I Fight My Mental Illness At McDonald’s
I need to at least break even/With my mental morning sickness/At this McDonald’s/Where I am finishing up a too-big meal/That cost me $7.00 and untold mental-health points/Because fast food is the last thing I need/With my diabetes/obesity.
But my imaginary Rev Tevye/sang his signature “Tradition” siren song of (with my altered lyrics) caloric seduction/And here I was/setting forth on yet another dietary setback.
Worse, I now had a Defcon 3 need to use the bathroom/And home was too far to non-explosively walk/And my mental illness, stemming from early childhood, made me perversively averse/To away-from-home bathroom activity…
With a wrench of effort I asked the counter lady/To unlock the bathroom/To which she told me it was unlocked but very dirty/And she was waiting for “the maintenance guy.”

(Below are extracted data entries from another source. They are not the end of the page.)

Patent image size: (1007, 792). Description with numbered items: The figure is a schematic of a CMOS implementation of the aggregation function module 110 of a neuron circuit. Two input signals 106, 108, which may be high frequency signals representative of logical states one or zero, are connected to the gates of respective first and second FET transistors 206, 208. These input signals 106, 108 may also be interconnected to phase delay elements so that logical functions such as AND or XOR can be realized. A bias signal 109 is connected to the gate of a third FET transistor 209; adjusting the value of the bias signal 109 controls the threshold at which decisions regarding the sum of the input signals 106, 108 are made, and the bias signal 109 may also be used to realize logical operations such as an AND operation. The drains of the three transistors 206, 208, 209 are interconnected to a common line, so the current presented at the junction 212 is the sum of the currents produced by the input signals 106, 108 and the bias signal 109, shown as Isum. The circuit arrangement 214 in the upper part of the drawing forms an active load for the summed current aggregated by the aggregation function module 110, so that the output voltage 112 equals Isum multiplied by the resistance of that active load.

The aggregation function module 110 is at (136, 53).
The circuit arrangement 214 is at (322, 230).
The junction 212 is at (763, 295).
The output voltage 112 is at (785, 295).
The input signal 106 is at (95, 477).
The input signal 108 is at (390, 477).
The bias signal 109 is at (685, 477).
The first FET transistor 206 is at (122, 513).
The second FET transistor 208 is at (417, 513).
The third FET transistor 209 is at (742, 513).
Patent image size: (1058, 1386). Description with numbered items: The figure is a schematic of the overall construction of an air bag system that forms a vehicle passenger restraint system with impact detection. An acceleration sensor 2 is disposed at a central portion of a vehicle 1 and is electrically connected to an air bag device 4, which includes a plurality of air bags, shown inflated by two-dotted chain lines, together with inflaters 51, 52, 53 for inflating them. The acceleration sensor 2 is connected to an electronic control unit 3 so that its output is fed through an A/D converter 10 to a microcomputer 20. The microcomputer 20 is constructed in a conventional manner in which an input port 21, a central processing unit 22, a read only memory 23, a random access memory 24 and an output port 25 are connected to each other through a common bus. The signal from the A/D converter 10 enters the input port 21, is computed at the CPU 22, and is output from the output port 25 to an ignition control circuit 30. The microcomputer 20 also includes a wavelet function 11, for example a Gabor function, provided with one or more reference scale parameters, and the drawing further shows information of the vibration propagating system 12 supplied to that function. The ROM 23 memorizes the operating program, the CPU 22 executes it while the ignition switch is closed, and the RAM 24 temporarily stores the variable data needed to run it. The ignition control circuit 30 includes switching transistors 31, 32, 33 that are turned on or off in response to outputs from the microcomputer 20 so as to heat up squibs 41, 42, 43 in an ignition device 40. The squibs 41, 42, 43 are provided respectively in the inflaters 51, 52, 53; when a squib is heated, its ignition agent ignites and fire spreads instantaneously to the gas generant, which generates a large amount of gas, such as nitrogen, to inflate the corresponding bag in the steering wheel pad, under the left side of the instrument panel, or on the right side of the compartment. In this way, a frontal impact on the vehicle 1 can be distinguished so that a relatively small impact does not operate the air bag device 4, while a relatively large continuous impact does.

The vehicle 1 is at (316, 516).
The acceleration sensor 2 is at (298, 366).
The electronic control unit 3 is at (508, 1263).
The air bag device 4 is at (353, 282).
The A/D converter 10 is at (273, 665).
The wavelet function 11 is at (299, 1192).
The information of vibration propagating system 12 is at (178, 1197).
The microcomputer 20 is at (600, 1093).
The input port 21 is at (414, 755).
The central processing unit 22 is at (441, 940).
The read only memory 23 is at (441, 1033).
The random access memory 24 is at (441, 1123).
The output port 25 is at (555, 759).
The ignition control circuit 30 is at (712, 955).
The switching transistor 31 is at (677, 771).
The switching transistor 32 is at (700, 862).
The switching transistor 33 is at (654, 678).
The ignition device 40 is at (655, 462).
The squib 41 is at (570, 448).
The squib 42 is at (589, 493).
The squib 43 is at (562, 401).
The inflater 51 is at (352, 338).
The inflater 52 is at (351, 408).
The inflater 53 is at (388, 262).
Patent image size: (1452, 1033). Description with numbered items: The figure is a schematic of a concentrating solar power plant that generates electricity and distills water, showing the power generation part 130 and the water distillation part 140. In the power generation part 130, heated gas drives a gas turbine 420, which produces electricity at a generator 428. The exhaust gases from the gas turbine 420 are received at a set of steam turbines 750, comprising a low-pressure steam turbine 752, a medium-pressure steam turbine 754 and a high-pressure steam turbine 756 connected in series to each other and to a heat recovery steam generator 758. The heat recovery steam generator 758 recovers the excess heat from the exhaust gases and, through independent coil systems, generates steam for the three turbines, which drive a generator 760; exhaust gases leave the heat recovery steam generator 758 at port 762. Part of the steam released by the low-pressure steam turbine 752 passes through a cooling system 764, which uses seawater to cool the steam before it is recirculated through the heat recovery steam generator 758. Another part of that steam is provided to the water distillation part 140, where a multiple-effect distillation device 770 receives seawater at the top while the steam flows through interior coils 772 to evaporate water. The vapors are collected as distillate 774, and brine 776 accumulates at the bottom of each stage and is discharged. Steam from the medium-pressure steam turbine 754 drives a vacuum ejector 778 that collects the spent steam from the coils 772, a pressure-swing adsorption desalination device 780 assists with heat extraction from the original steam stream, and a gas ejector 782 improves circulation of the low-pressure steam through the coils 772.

“Emergency,” I said with gritted teeth.
There was a pool of water on the floor.
I took my pants and rolled the bottom cuffs.
My legs were now like squeezed accordions.
I minimally did what needed done:
Five lines of iambs in pentameter./(Make that six.)
It was not TOTAL victory against my mental illness/Since I felt like a sleazy thief as I slunk out/Of the ever-abiding Home of the Golden Arches/And not a healthy, fully-functional Human Being who wishes no one harm, ever,/But it was baby steps towards the truest of Homes/Which is my beloved Valley of the Sun/Unconfined by the walls of my apartment.
If you do not understand, count yourself lucky, my friend/That you are u afflicted/By this pernicious disorder. Or, to warp and twist the Bible once again:
Whither thou goest, I wish I could go.